Однако опыты обэриутов имеют и другие, не всегда в достаточной мере учитываемые источники: литературу «малых» и фамильярных жанров, «домашние» рукописные журналы, пародию и автопародию, альбомную и эпистолярную шутку, стоящую на грани дружеского розыгрыша, а с другой стороны — массовую юмористическую литературу, склонную к обыгрыванию нелепостей, недоразумений, гиперболизированных и «вывернутых наизнанку» ситуаций[35].
В этой связи любопытные аналогии к «реальному искусству» можно найти у множества русских писателей XIX века. Упомянем шуточные басни Крылова (так называемый приштинский цикл) и Вяземского («Хвостовиана»); абсурдные рассказы Алексея Толстого («Басня о том, что, дискать, как один философ остался без огурцов»; «О том, как юный президент Вашингтон в скором времени сделался человеком»); стихи капитана Лебядкина в «Бесах»; шуточные пьесы Владимира Соловьева и его соавторов, отозвавшиеся эхом в «Балаганчике» Блока[36]. Стоит отметить, что многие из этих сочинений — например, рассказы Алексея Толстого и пьесы Владимира Соловьева — были опубликованы в первой половине 20-х годов и вполне могли привлечь внимание обэриутов. Показательные примеры можно обнаружить и в «низкой», площадной литературе юмористических журналов. Так, среди «Случаев» Хармса мог бы найти себе место рассказ «От судьбы не уйдешь (Из черновой тетради одного закладывающего за галстук литератора)», напечатанный в «Будильнике» (1884, № 13), героиня которого пронзает себя кинжалом, окропленным синильной кислотой, кладет голову под поезд, после чего стреляет себе в висок, вешается, тонет и успешно излечивается. Совершенно по-хармсовски звучит его концовка: «Теперь спасенная девушка счастлива и торгует вареным картофелем на толкучке»[37].

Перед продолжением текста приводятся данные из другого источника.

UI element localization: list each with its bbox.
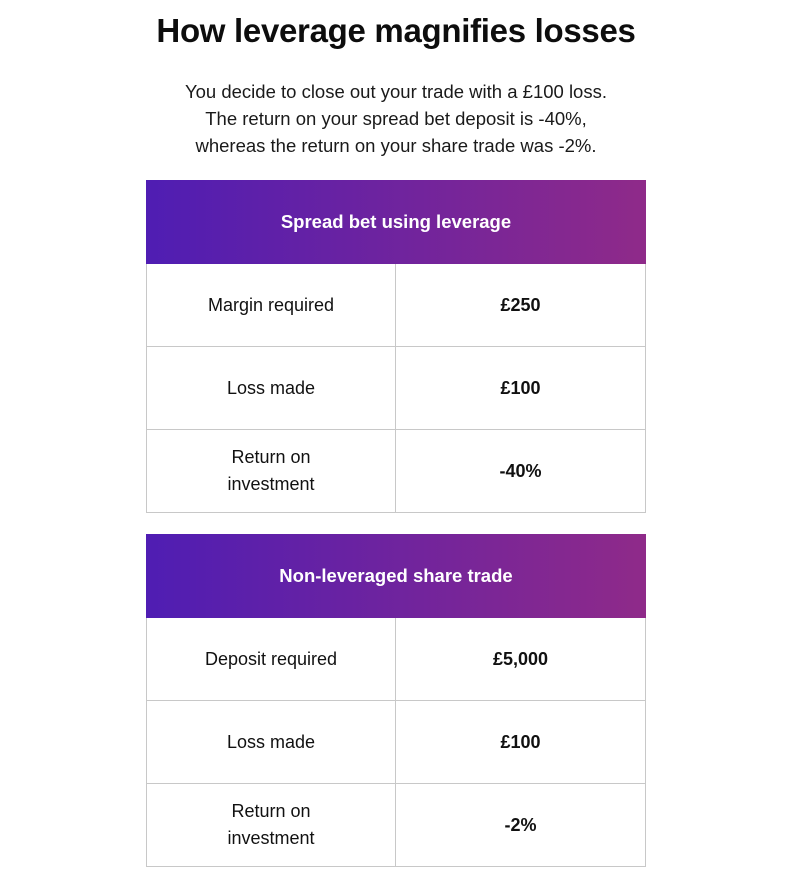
table-row <box>146 784 646 867</box>
page-title: How leverage magnifies losses <box>156 12 636 49</box>
row-value: £100 <box>500 731 541 752</box>
table-row <box>146 347 646 430</box>
row-value: £100 <box>500 377 541 398</box>
row-value: £250 <box>500 294 541 315</box>
table-row <box>146 701 646 784</box>
intro-line: whereas the return on your share trade was -2%. <box>195 135 597 156</box>
row-value: £5,000 <box>492 648 549 669</box>
row-label: Return on investment <box>147 784 396 866</box>
intro-line: You decide to close out your trade with a £100 loss. <box>184 81 607 102</box>
row-value: -40% <box>499 460 542 481</box>
row-label: Margin required <box>147 264 396 346</box>
table-row <box>146 618 646 701</box>
intro-line: The return on your spread bet deposit is -40%, <box>205 108 587 129</box>
spread-bet-table <box>146 180 646 513</box>
row-value: -2% <box>504 814 537 835</box>
table-row <box>146 264 646 347</box>
share-trade-table <box>146 534 646 867</box>
intro-paragraph <box>0 78 792 159</box>
row-label: Deposit required <box>147 618 396 700</box>
row-label: Return on investment <box>147 430 396 512</box>
spread-bet-table-header: Spread bet using leverage <box>146 180 646 264</box>
table-row <box>146 430 646 513</box>
share-trade-table-header: Non-leveraged share trade <box>146 534 646 618</box>
row-label: Loss made <box>147 701 396 783</box>
row-label: Loss made <box>147 347 396 429</box>
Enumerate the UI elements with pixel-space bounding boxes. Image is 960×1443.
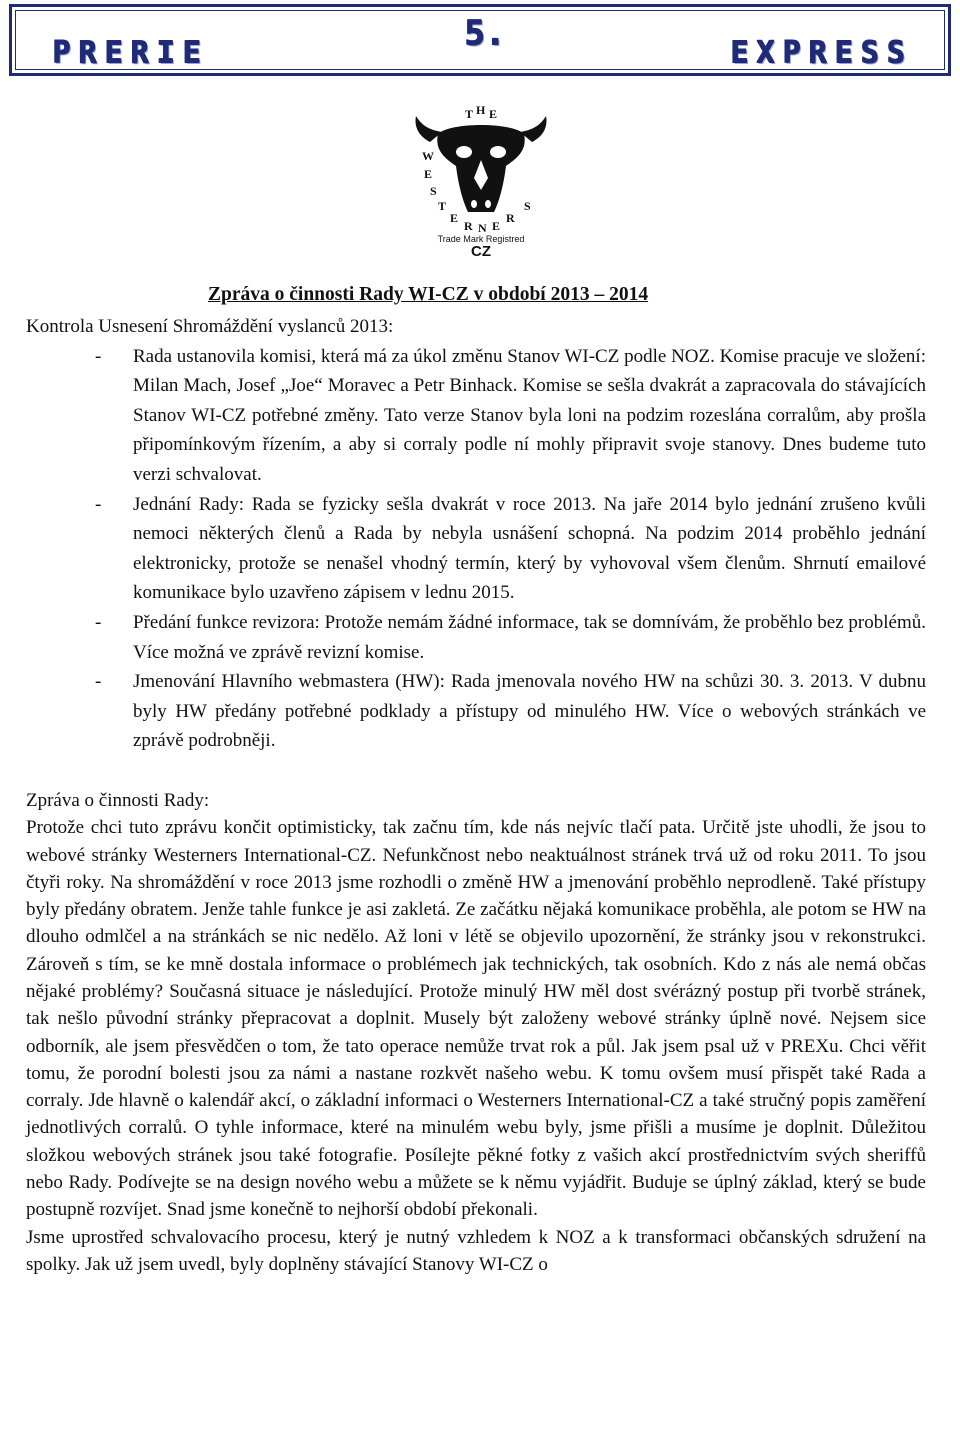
header-right-word: EXPRESS — [730, 35, 913, 70]
control-list — [26, 342, 926, 756]
svg-text:S: S — [524, 199, 531, 213]
westerners-logo — [408, 100, 554, 256]
list-item — [26, 667, 926, 756]
list-item-text: Rada ustanovila komisi, která má za úkol změnu Stanov WI-CZ podle NOZ. Komise pracuje ve složení: Milan Mach, Josef „Joe“ Moravec a Petr Binhack. Komise se sešla dvakrát a zapracovala do stávajících Stanov WI-CZ potřebné změny. Tato verze Stanov byla loni na podzim rozeslána corralům, aby prošla připomínkovým řízením, a aby si corraly podle ní mohly připravit svoje stanovy. Dnes budeme tuto verzi schvalovat. — [133, 345, 926, 485]
control-heading: Kontrola Usnesení Shromáždění vyslanců 2013: — [26, 316, 394, 337]
activity-heading: Zpráva o činnosti Rady: — [26, 789, 210, 811]
list-item-text: Jednání Rady: Rada se fyzicky sešla dvakrát v roce 2013. Na jaře 2014 bylo jednání zrušeno kvůli nemoci některých členů a Rada by nebyla usnášení schopná. Na podzim 2014 proběhlo jednání elektronicky, protože se nenašel vhodný termín, který by vyhovoval všem členům. Shrnutí emailové komunikace bylo uzavřeno zápisem v lednu 2015. — [133, 493, 926, 604]
svg-text:H: H — [476, 103, 486, 117]
svg-text:E: E — [492, 219, 501, 233]
activity-paragraph: Protože chci tuto zprávu končit optimisticky, tak začnu tím, kde nás nejvíc tlačí pata. Určitě jste uhodli, že jsou to webové stránky Westerners International-CZ. Nefunkčnost nebo neaktuálnost stránek trvá už od roku 2011. To jsou čtyři roky. Na shromáždění v roce 2013 jsme rozhodli o změně HW a jmenování proběhlo neprodleně. Také přístupy byly předány obratem. Jenže tahle funkce je asi zakletá. Ze začátku nějaká komunikace proběhla, ale potom se HW na dlouho odmlčel a na stránkách se nic nedělo. Až loni v létě se objevilo upozornění, že stránky jsou v rekonstrukci. Zároveň s tím, se ke mně dostala informace o problémech jak technických, tak osobních. Kdo z nás ale nemá občas nějaké problémy? Současná situace je následující. Protože minulý HW měl dost svérázný postup při tvorbě stránek, tak nešlo původní stránky přepracovat a doplnit. Musely být založeny webové stránky úplně nové. Nejsem sice odborník, ale jsem přesvědčen o tom, že tato operace nemůže trvat rok a půl. Jak jsem psal už v PREXu. Chci věřit tomu, že porodní bolesti jsou za námi a nastane rozkvět našeho webu. K tomu ovšem musí přispět také Rada a corraly. Jde hlavně o kalendář akcí, o základní informaci o Westerners International-CZ a také stručný popis zaměření jednotlivých corralů. O tyhle informace, které na minulém webu byly, jsme přišli a musíme je doplnit. Důležitou složkou webových stránek jsou také fotografie. Posílejte pěkné fotky z vašich akcí prostřednictvím svých sheriffů nebo Rady. Podívejte se na design nového webu a můžete se k němu vyjádřit. Buduje se úplný základ, který se bude postupně rozvíjet. Snad jsme konečně to nejhorší období překonali. — [26, 817, 926, 1221]
logo-trademark: Trade Mark Registred — [437, 234, 525, 244]
closing-paragraph: Jsme uprostřed schvalovacího procesu, který je nutný vzhledem k NOZ a k transformaci občanských sdružení na spolky. Jak už jsem uvedl, byly doplněny stávající Stanovy WI-CZ o — [26, 1226, 926, 1275]
newsletter-header — [9, 4, 951, 76]
list-item — [26, 490, 926, 608]
svg-text:S: S — [430, 184, 437, 198]
svg-text:E: E — [424, 167, 433, 181]
svg-text:W: W — [422, 149, 434, 163]
list-bullet: - — [95, 345, 102, 367]
list-bullet: - — [95, 611, 102, 633]
list-item-text: Předání funkce revizora: Protože nemám žádné informace, tak se domnívám, že proběhlo bez problémů. Více možná ve zprávě revizní komise. — [133, 611, 926, 663]
svg-text:E: E — [450, 211, 459, 225]
list-item-text: Jmenování Hlavního webmastera (HW): Rada jmenovala nového HW na schůzi 30. 3. 2013. V dubnu byly HW předány potřebné podklady a přístupy od minulého HW. Více o webových stránkách ve zprávě podrobněji. — [133, 671, 926, 752]
list-item — [26, 342, 926, 490]
report-body — [26, 312, 926, 1278]
list-item — [26, 608, 926, 667]
header-issue-number: 5. — [464, 13, 505, 53]
header-left-word: PRERIE — [52, 35, 209, 70]
svg-text:N: N — [478, 221, 487, 235]
svg-text:T: T — [465, 107, 474, 121]
logo-country: CZ — [471, 243, 491, 256]
list-bullet: - — [95, 671, 102, 693]
svg-text:E: E — [489, 107, 498, 121]
svg-text:T: T — [438, 199, 447, 213]
list-bullet: - — [95, 493, 102, 515]
report-title: Zpráva o činnosti Rady WI-CZ v období 2013 – 2014 — [208, 284, 649, 305]
svg-text:R: R — [506, 211, 515, 225]
svg-text:R: R — [464, 219, 473, 233]
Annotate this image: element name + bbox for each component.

В числе предшественников Хармса и Введенского, несомненно, находился и Чехов[38]. О связях Чехова с поэтикой абсурда уже писалось[39]. Существует специальная работа, посвященная сопоставлению Чехова и Хармса[40]. Однако эти труды обычно ограничиваются рассмотрением зрелого, «высокого» Чехова, оставляя в тени его раннее творчество или вовсе о нем умалчивая.